Date of Award

12-2016

Document Type

Thesis

Degree Name

Master of Science (MS)

Legacy Department

Mechanical Engineering

Committee Member

Dr. Richard Figliola, Committee Chair

Committee Member

Dr. Donald Beasley, Committee Member

Committee Member

Dr. Tiffany Camp, Committee Member

Committee Member

Dr. Ethan Kung, Committee Member

Abstract

Hypoplastic Left Heart Syndrome (HLHS) is a congenital heart disease where the left ventricle and ascending aorta are underdeveloped.
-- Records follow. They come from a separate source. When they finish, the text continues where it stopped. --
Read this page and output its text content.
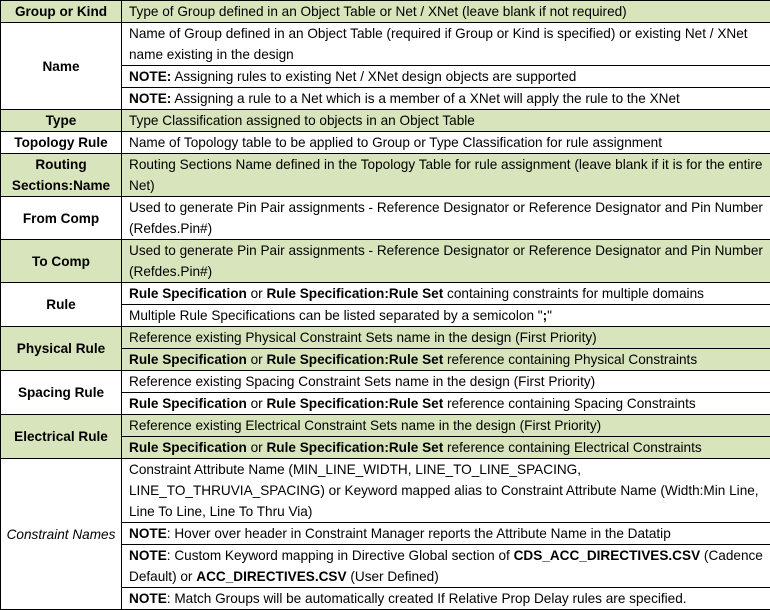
Group or Kind	Type of Group defined in an Object Table or Net / XNet (leave blank if not required)
Name	Name of Group defined in an Object Table (required if Group or Kind is specified) or existing Net / XNet name existing in the design
	NOTE: Assigning rules to existing Net / XNet design objects are supported
	NOTE: Assigning a rule to a Net which is a member of a XNet will apply the rule to the XNet
Type	Type Classification assigned to objects in an Object Table
Topology Rule	Name of Topology table to be applied to Group or Type Classification for rule assignment
Routing Sections:Name	Routing Sections Name defined in the Topology Table for rule assignment (leave blank if it is for the entire Net)
From Comp	Used to generate Pin Pair assignments - Reference Designator or Reference Designator and Pin Number (Refdes.Pin#)
To Comp	Used to generate Pin Pair assignments - Reference Designator or Reference Designator and Pin Number (Refdes.Pin#)
Rule	Rule Specification or Rule Specification:Rule Set containing constraints for multiple domains
	Multiple Rule Specifications can be listed separated by a semicolon ";"
Physical Rule	Reference existing Physical Constraint Sets name in the design (First Priority)
	Rule Specification or Rule Specification:Rule Set reference containing Physical Constraints
Spacing Rule	Reference existing Spacing Constraint Sets name in the design (First Priority)
	Rule Specification or Rule Specification:Rule Set reference containing Spacing Constraints
Electrical Rule	Reference existing Electrical Constraint Sets name in the design (First Priority)
	Rule Specification or Rule Specification:Rule Set reference containing Electrical Constraints
Constraint Names	Constraint Attribute Name (MIN_LINE_WIDTH, LINE_TO_LINE_SPACING, LINE_TO_THRUVIA_SPACING) or Keyword mapped alias to Constraint Attribute Name (Width:Min Line, Line To Line, Line To Thru Via)
	NOTE: Hover over header in Constraint Manager reports the Attribute Name in the Datatip
	NOTE: Custom Keyword mapping in Directive Global section of CDS_ACC_DIRECTIVES.CSV (Cadence Default) or ACC_DIRECTIVES.CSV (User Defined)
	NOTE: Match Groups will be automatically created If Relative Prop Delay rules are specified.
The first of three palliative surgeries for this malformation is the Norwood procedure. In this surgery, an opening is made between the left and right atrium so that all blood can flow into the right ventricle (RV). A reconstructed aorta is anastomosed (connected) to the RV so that the RV can pump oxygenated blood to the body (the systemic circulation). To divert part of the systemic blood flow to the pulmonary circulation, the modified Blalock-Taussig Shunt (mBTS) is connected from the innominate artery to the pulmonary artery. However, Norwood patients with an mBTS may experience retrograde flow from the coronary circulation (which supplies blood to the heart) to the pulmonary circulation via the mBTS. This shunt steal of coronary blood can lead to detrimental issues such as myocardial ischemia leading to right ventricular dysfunction. In this study, a multi-scale model of the Norwood procedure couples a three-dimensional (3D) test section of the reconstructed aortic arch with a lumped parameter network (LPN) describing the Norwood patient's global hemodynamics. Previously, only in silico multi-scale models of the Norwood circulation have modeled the coronary circulation and the effects of varying mBTS sizes on coronary perfusion. Here, a novel in vitro coronary circulation model is adapted from such in silico studies and implemented into a previously validated in vitro mock circulatory system (MCS) of the Norwood with mBTS palliation. The MCS was verified against an analytical model and validated using a patient-specific test section and data. A parametric test in which the size of the mBTS inner diameter was varied from 3mm to 4mm was performed. The results showed that increasing mBTS size results in decreased diastolic aortic pressure, which decreases coronary blood flow (CBF) during diastole.